[sub]Note: Following not to be taken as evidence that I hate a) my job or b) children in general. I don’t.[/sub]
In no particular order:
Little red-haired boy: Stop farting. Seriously. Stop it. It is not “just a little gas”, no matter what your mother insists. The velocity and noxious capacity of your intestinal emissions could drop a charging water buffalo at 300 meters. Every time you let rip, I’m afraid the fire alarms will go off. At least have the good grace to go outside when you have to fart. I, for one, wouldn’t mind a few dead seagulls dropping out of the sky. Little bastards eat, attack of shit on anything they see.
Seagulls: Fuck off already.
Twins: Stop feeding the fucking seagulls and maybe they’ll go away.

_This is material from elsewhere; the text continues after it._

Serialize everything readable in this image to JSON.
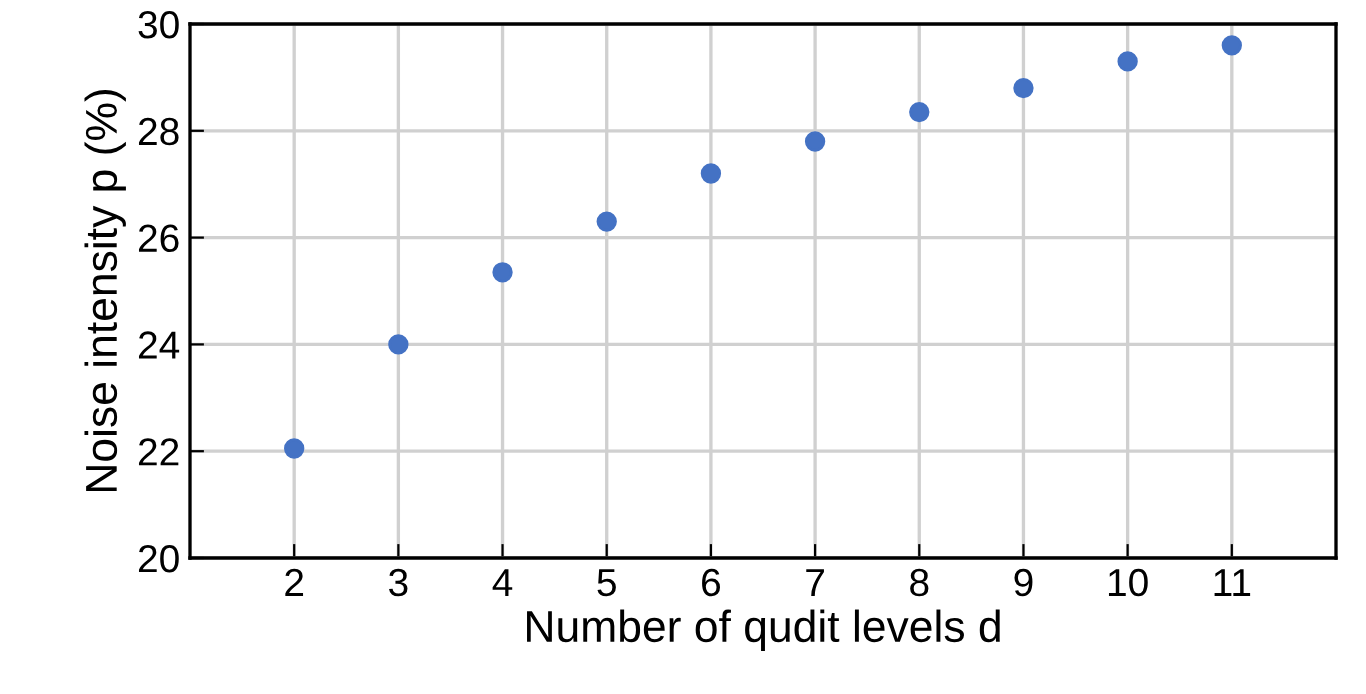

Little white-tights-wearing girl: I know your bleeding-heart mother raised you according to the “Poor baby, have some ice cream” doctrine of child discipline. However, your mother does not work here, we do not have a limitless supply of ice cream, and we have 83 other children to supervise. Screaming bloody murder every time someone looks at you funny or accidentally brushes against you will not get you anything but a growing lack of interest from the workers. Ever read the story of the boy who kept crying wolf? Read it again and take heed.
Eine kleine attenzionwhore: As previously mentioned, there are 84 children at this playground every day. Most of the 83 others seem to get along just fine without the constant, undivided attention of all 5 playground workers. You do not have to be first in everything. You are no more entitled to the first place in the snack line than is anyone else. You do not have to be the one who decides every rule of every game. Your voice is sufficiently audible and extremely penetrating; you have no need to shout. And no, it is not “everybody else’s fault” all the time.
Mr. Co-worker: Note the lack of the “Reserved for Mr. Co-worker for the entire 7 hours of the working day” sign on the bathroom door. You either have severe intestinal problems or you are trying to avoid doing any work. Judging from your overall work ethics, it’s definitely the latter. Your job is not to mope around the yard like a four-toed sloth on Valium; you are here as a playground counselor. Please, please, please actually do something with the kids every now and then. Oh, and give your mother a break. No 22-year-old who doesn’t even live at home any more should insist that their mother make them a packed lunch for work every day.
Everyone else: You’re all right. Carry on.
Ah well, only until the end of the month.